I had with me several paperbacks I had managed to pick up at the last minute, but I could not get interested in reading. Neither of my companions was especially communicative. The jungle was monotonous and the heat oppressive.

Maria was an accidental fellow traveler. Vera and I had encountered her as we were leaving the museum. She had been on her way in, unaccompanied. She was, she explained, at a loss for anything better to do, so she was seeking my company. She recalled the itinerary I had announced that morning. And where was I headed now?

So I told her. Over Vera’s protestations, of course. It was the only safe thing to do. Pity.

She then insisted on accompanying us to the bus station and purchasing a ticket for herself—again, sending Vera into a pout. The little woman appeared to be weighing the situation for several moments, then agreed to this addition to her plans.

We caught a shuttle bus which took us to a stopping point where we met and boarded this horizontal roller coaster whipping us through the Matto Grasso on its day and-a-half run.

When I had suggested that it would be considerably speedier and more comfortable to fly, rather than take that thousand-plus-mile road I understood to have been mainly napalmed through the jungle, Vera had simply said, "No," and she would discuss the matter no further. So I watched that damnable green unwind and lit another cigarette.

In a way, I was glad that Maria was there. I felt a certain responsibility for her, since I had brought her to Brazil, since I was instrumental in those things which led her to suffering here. I did not want her to think I had deserted her. I was troubled, though, by the rapid change in feeling she caused in me. I was annoyed to find myself alternating between affection and anger on a schedule I could almost chart. She—either fortunately or unfortunately—displayed similar rhythmic behavior, and our cycles did not coincide. I considered this with a combination of pique and thankfulness. I was not certain whether I wanted to fall in love with her, felt that perhaps I was doing so and was annoyed with myself for my uncertainty.

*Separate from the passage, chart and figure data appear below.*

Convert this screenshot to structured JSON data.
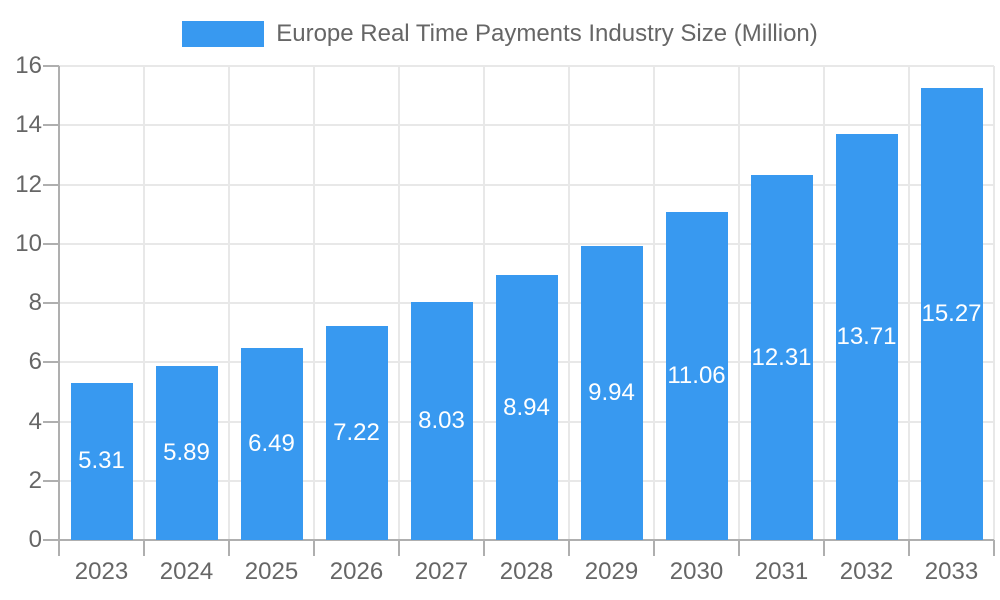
{
  "legend": {
    "label": "Europe Real Time Payments Industry Size (Million)"
  },
  "chart_data": {
    "type": "bar",
    "title": "Europe Real Time Payments Industry Size (Million)",
    "categories": [
      "2023",
      "2024",
      "2025",
      "2026",
      "2027",
      "2028",
      "2029",
      "2030",
      "2031",
      "2032",
      "2033"
    ],
    "series": [
      {
        "name": "Europe Real Time Payments Industry Size (Million)",
        "values": [
          5.31,
          5.89,
          6.49,
          7.22,
          8.03,
          8.94,
          9.94,
          11.06,
          12.31,
          13.71,
          15.27
        ]
      }
    ],
    "value_labels": [
      "5.31",
      "5.89",
      "6.49",
      "7.22",
      "8.03",
      "8.94",
      "9.94",
      "11.06",
      "12.31",
      "13.71",
      "15.27"
    ],
    "value_label_position": "inside-center",
    "xlabel": "",
    "ylabel": "",
    "ylim": [
      0,
      16
    ],
    "yticks": [
      0,
      2,
      4,
      6,
      8,
      10,
      12,
      14,
      16
    ],
    "grid": "both",
    "legend_position": "top",
    "colors": {
      "bar": "#3899F0",
      "text": "#666666",
      "value_label_text": "#FFFFFF",
      "grid": "#E8E8E8",
      "axis": "#AFAFAF",
      "background": "#FFFFFF"
    }
  }
}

We stopped several times, for food, fuel and to attend to basic human needs. The places where we stopped—and the ones we simply passed—represented a dissertation’s worth of material in their progression from the ramshackle to the truly primitive. I saw very little cut lumber after the first several hundred miles. Delimbed trees supported roofs of corrugated metal or thatching. I saw jeeps, junkers, burros and pickup trucks about some of the clusters of buildings we passed. The emptied oil drum appeared to be the basic unit of furniture. The most common garb was khaki shorts, with or without an undershirt, and boots or sandals. Children ran naked as often as not; grizzled faces grinned at us; bright birds perched on rooftops and rails.